Vous pouvez le lire en suivant ce lien :
http://www.citizenjazz.com/article3459587.html -
Le retour du jeudi
A quelque chose malheur est bon, dit-on... Après "La traque au trac" et "Mini-disc et maxi poisse", j'aimerais conclure sous la forme du troisième volet d'une humble trilogie l'épisode initialement navrant de mon interview envolée...

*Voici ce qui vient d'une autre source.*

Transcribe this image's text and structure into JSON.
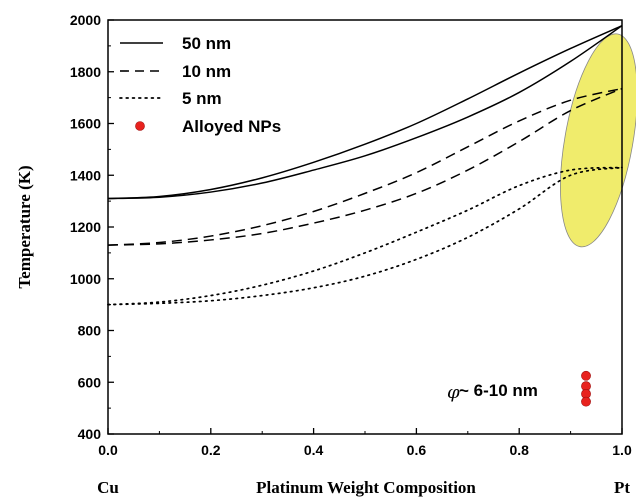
{
  "chart_data": {
    "type": "line",
    "xlabel": "Platinum Weight Composition",
    "ylabel": "Temperature (K)",
    "xlim": [
      0.0,
      1.0
    ],
    "ylim": [
      400,
      2000
    ],
    "x_ticks": [
      "0.0",
      "0.2",
      "0.4",
      "0.6",
      "0.8",
      "1.0"
    ],
    "y_ticks": [
      "400",
      "600",
      "800",
      "1000",
      "1200",
      "1400",
      "1600",
      "1800",
      "2000"
    ],
    "x_end_labels": {
      "left": "Cu",
      "right": "Pt"
    },
    "legend": {
      "position": "top-left",
      "entries": [
        {
          "label": "50 nm",
          "style": "solid"
        },
        {
          "label": "10 nm",
          "style": "dashed"
        },
        {
          "label": "5 nm",
          "style": "dotted"
        },
        {
          "label": "Alloyed NPs",
          "style": "marker",
          "color": "#e8221e"
        }
      ]
    },
    "series": [
      {
        "name": "50 nm",
        "style": "solid",
        "curves": [
          {
            "x": [
              0.0,
              0.1,
              0.2,
              0.3,
              0.4,
              0.5,
              0.6,
              0.7,
              0.8,
              0.9,
              1.0
            ],
            "y": [
              1310,
              1318,
              1345,
              1390,
              1450,
              1520,
              1600,
              1695,
              1795,
              1890,
              1978
            ]
          },
          {
            "x": [
              0.0,
              0.1,
              0.2,
              0.3,
              0.4,
              0.5,
              0.6,
              0.7,
              0.8,
              0.9,
              1.0
            ],
            "y": [
              1310,
              1315,
              1335,
              1370,
              1420,
              1475,
              1545,
              1625,
              1720,
              1840,
              1978
            ]
          }
        ]
      },
      {
        "name": "10 nm",
        "style": "dashed",
        "curves": [
          {
            "x": [
              0.0,
              0.1,
              0.2,
              0.3,
              0.4,
              0.5,
              0.6,
              0.7,
              0.8,
              0.9,
              1.0
            ],
            "y": [
              1130,
              1140,
              1165,
              1205,
              1260,
              1330,
              1410,
              1510,
              1610,
              1690,
              1735
            ]
          },
          {
            "x": [
              0.0,
              0.1,
              0.2,
              0.3,
              0.4,
              0.5,
              0.6,
              0.7,
              0.8,
              0.9,
              1.0
            ],
            "y": [
              1130,
              1135,
              1150,
              1175,
              1215,
              1265,
              1330,
              1420,
              1530,
              1650,
              1735
            ]
          }
        ]
      },
      {
        "name": "5 nm",
        "style": "dotted",
        "curves": [
          {
            "x": [
              0.0,
              0.1,
              0.2,
              0.3,
              0.4,
              0.5,
              0.6,
              0.7,
              0.8,
              0.9,
              1.0
            ],
            "y": [
              900,
              910,
              935,
              975,
              1030,
              1100,
              1180,
              1265,
              1360,
              1420,
              1430
            ]
          },
          {
            "x": [
              0.0,
              0.1,
              0.2,
              0.3,
              0.4,
              0.5,
              0.6,
              0.7,
              0.8,
              0.9,
              1.0
            ],
            "y": [
              900,
              905,
              915,
              935,
              965,
              1010,
              1075,
              1160,
              1270,
              1400,
              1430
            ]
          }
        ]
      }
    ],
    "alloyed_nps": {
      "x": 0.93,
      "y": [
        625,
        585,
        555,
        525
      ],
      "color": "#e8221e"
    },
    "highlight": {
      "color": "#f0ec6c",
      "center": [
        0.955,
        1535
      ],
      "note": "yellow ellipse near Pt end"
    },
    "annotation": {
      "symbol": "φ",
      "text": "~ 6-10 nm"
    }
  }
}
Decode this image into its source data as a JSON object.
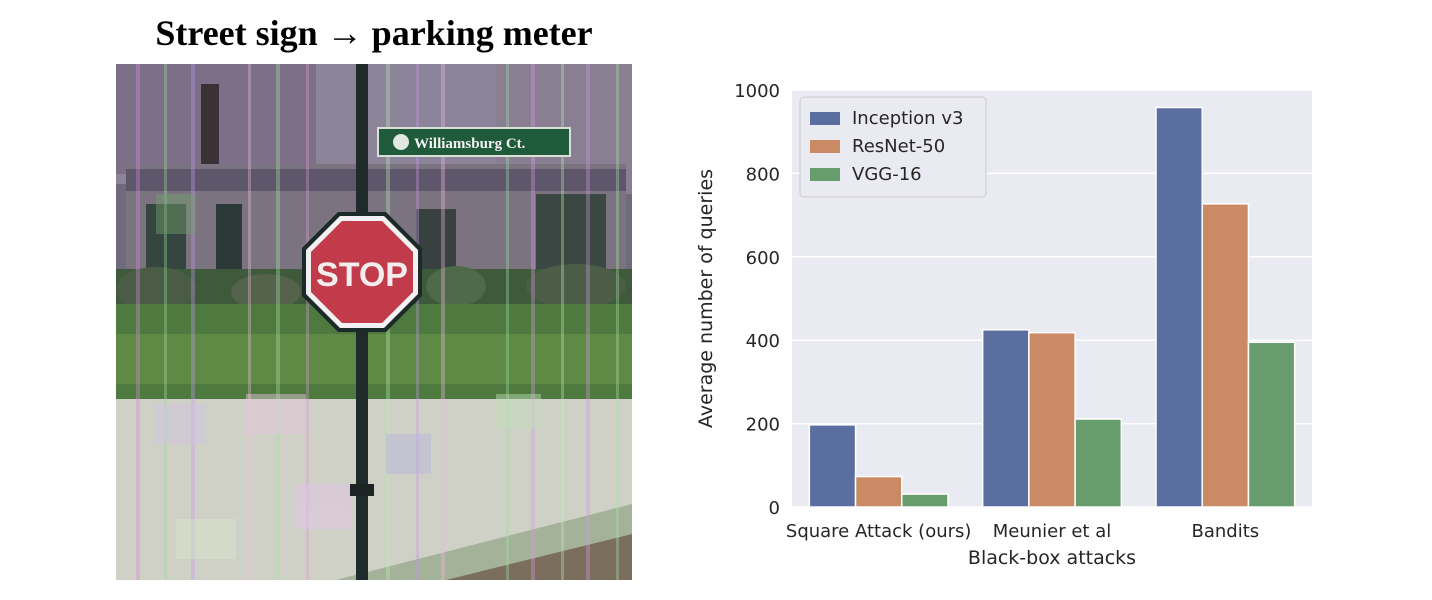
{
  "figure": {
    "title": "Street sign → parking meter",
    "photo": {
      "description_icon": "stop-sign-photo",
      "sign_text": "STOP",
      "street_sign_text": "Williamsburg Ct."
    }
  },
  "chart_data": {
    "type": "bar",
    "categories": [
      "Square Attack (ours)",
      "Meunier et al",
      "Bandits"
    ],
    "series": [
      {
        "name": "Inception v3",
        "color": "#5a6fa0",
        "values": [
          197,
          425,
          958
        ]
      },
      {
        "name": "ResNet-50",
        "color": "#c98a64",
        "values": [
          73,
          418,
          727
        ]
      },
      {
        "name": "VGG-16",
        "color": "#679c6d",
        "values": [
          31,
          211,
          395
        ]
      }
    ],
    "xlabel": "Black-box attacks",
    "ylabel": "Average number of queries",
    "ylim": [
      0,
      1000
    ],
    "yticks": [
      0,
      200,
      400,
      600,
      800,
      1000
    ],
    "grid": true,
    "legend_position": "top-left",
    "background": "#eaeaf2"
  }
}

J'en étais donc resté au vertige de la solitude que je connus subitement au moment où je me rendis compte que pas un seul mot du long entretien que m'avait accordé Henri Texier n'avait été finalement enregistré. Soutenu par le duo qui, à ce moment précis, était à mes côtés - me femme m'expliquant qu'on allait retrouver l'essentiel à condition de s'adonner à un bel exercice de mémoire, Kangou voulant me faire penser à autre chose et me certifiant que mon fils avait accompli une belle performance lors du dernier concert du groupe Présent au Festival RIO de Carmaux - je réussis à me convaincre que, oui finalement, il fallait bien opter pour une solution qui aboutisse à la production d'un texte pour le compte du magazine Citizen Jazz. Me croirez-vous ou pas, mais dix jours plus tard, je me rends compte que cet aléa technique m'a permis de connaître des instants passionnants sur lesquels j'aimerais revenir... rapidement, comme il se doit !
Il y eut tout d'abord notre retour rue de Grenelle après le concert du Strada Quartet. Il était deux heures du matin et nous contemplions le spectacle vraiment désolant de tous ces jeunes, bouteille à la main, à la dérive. Ils semblaient tous errer à la recherche d'un alleurs perdu, les yeux hagards ou, pour les plus en forme, éructant quelques propos inintelligibles. Même la cohorte des adeptes du Pont des Arts, en route pour une nuit à la belle étoile, ne semblait pas animée d'une énergie positive. Ils étaient là, assis, en attente... Une désolation sur laquelle nous échangions, madame Maître Chronique et moi, quelques propos un peu amers par dessus lesquels venaient se fracasser comme de drôles d'éclairs mentaux les souvenirs tout récents de l'interview : "Ah oui, et puis il a dit ça...", "Tu te souviens, ce qui l'avait touché chez Isabelle Carré, c'est qu'elle aimait son travail mais c'est parce qu'il trouve que c'est une actrice vraiment bien, sérieuse...", "Il ne faut pas oublier le mot zapperie qu'il a employé", "Le dernier disque de Bashung"... Tous ces fragments complètement éparpillés commençaient à dessiner un tout dont je parvins à délimiter les premiers contours en notant fiévreusement sur une feuille tous les mots qui me venaient à l'esprit dès le retour dans notre chambre. Je cochai également les questions que j'avais pu poser (j'en avais près de 40 au total...) et tentai d'y raccorder les idées qu'Henri Texier avaient expliqué... Et je pus, contrairement à ce que j'aurais volontiers parié, m'engouffrer très vite dans une longue nuit de quatre heures.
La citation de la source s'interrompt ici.